Community is perhaps the most underestimated aspect of fandom. It is easy to reduce it to merchandise and social media trends. It is harder to acknowledge the depth of connection that forms when strangers gather around a shared feeling. 

In a concert venue, individuality remains intact, and emotion becomes collective. The lyrics are known in advance. The chorus arrives; everyone sings in unison. For a moment, the boundaries between private and public dissolve. You are alone in your body and part of something larger at the same time.

That experience constantly recalibrates my understanding of belonging. It has shown me that community does not require uniformity, just resonance. You do not need to share the same background with the person next to you; you just need to recognize the same melody.

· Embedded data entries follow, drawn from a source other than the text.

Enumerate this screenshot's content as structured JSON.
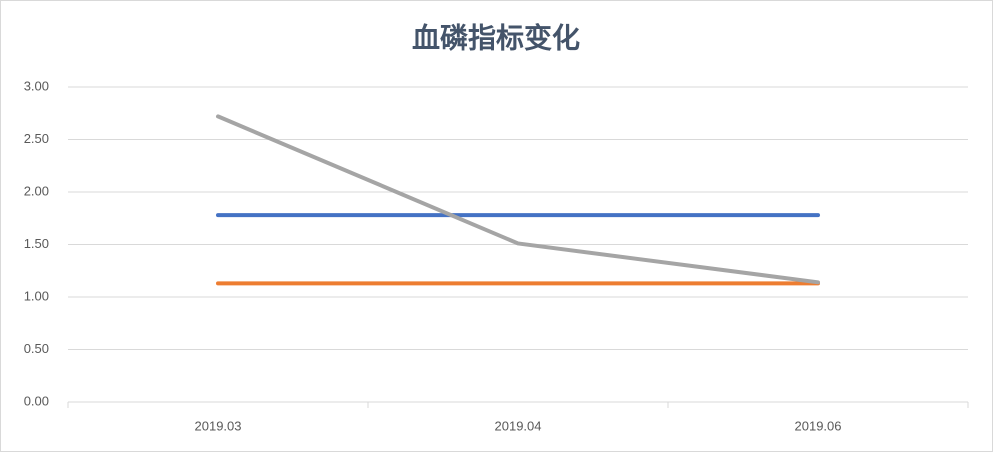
{
  "chart_data": {
    "type": "line",
    "title": "血磷指标变化",
    "categories": [
      "2019.03",
      "2019.04",
      "2019.06"
    ],
    "series": [
      {
        "color": "#4472c4",
        "values": [
          1.78,
          1.78,
          1.78
        ]
      },
      {
        "color": "#ed7d31",
        "values": [
          1.13,
          1.13,
          1.13
        ]
      },
      {
        "color": "#a5a5a5",
        "values": [
          2.72,
          1.51,
          1.14
        ]
      }
    ],
    "ylim": [
      0,
      3
    ],
    "yticks": [
      {
        "value": 0,
        "label": "0.00"
      },
      {
        "value": 0.5,
        "label": "0.50"
      },
      {
        "value": 1,
        "label": "1.00"
      },
      {
        "value": 1.5,
        "label": "1.50"
      },
      {
        "value": 2,
        "label": "2.00"
      },
      {
        "value": 2.5,
        "label": "2.50"
      },
      {
        "value": 3,
        "label": "3.00"
      }
    ],
    "grid": true
  }
}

In a world that often fragments identity into categories, music offers coherence. It becomes a universal language not because it erases differences, but because it translates feelings across them.

Source: Lilly Griffiths

There is also the matter of nostalgia. Songs compress time. A track released a decade ago can return you to a specific room, a specific version of yourself. The girl who memorized lyrics to Paramore’s “Playing God” until dawn still exists within the woman who has career ambitions and life goals. 

Through this facet of my life, I have learned to budget for tickets, to schedule my life around tours, to negotiate with time, and to take everything less seriously. My devotion does not prevent my rapid approach to adulthood. It feels like something I need to keep incorporating rather than abandoning.

The nature of worship naturally shifts as I mature. Artists cease to be distant idols or public figures. I now see them for who they really are. People. They are laborers, creators, artists, and just trying to make a living like the rest of us. The relationship has moved from adoration to appreciation. I think the meaning I find in their work says as much about me as it does about them and why they wanted to create it.

If something shapes the way you understand yourself, why decide to let it go? The pressure to age out of fandom assumes that seriousness is incompatible with enthusiasm. My experience suggests the opposite. Fangirling trained my attention, sharpened my emotional literacy, and gave me a framework for human connection. Those are not traits to discard. In fact, I’ve clung to them with age.

Source: Lilly Griffiths

Time will continue to sort my life into milestones. There may be a house or marriage one day, but none of that will erase the years I spent waiting for Shawn Mendes to release a new album or standing in concert halls. None of that will stop my love for music.

To lose interest would not prove maturity or an era of ‘moving on.’ The edge, if it exists, lies in that openness—in the willingness to be moved or to feel. I refuse to treat intensity as something that belongs only to the young.

Fangirling shapes me not because it is dramatic, but because it’s something I want to feed. It offers continuity in a period defined by change. It reveals that devotion, when chosen freely, can be a form of self-knowledge and expression. Growing older has not required me to relinquish that lesson. It has required me to understand and embrace it more fully and freely.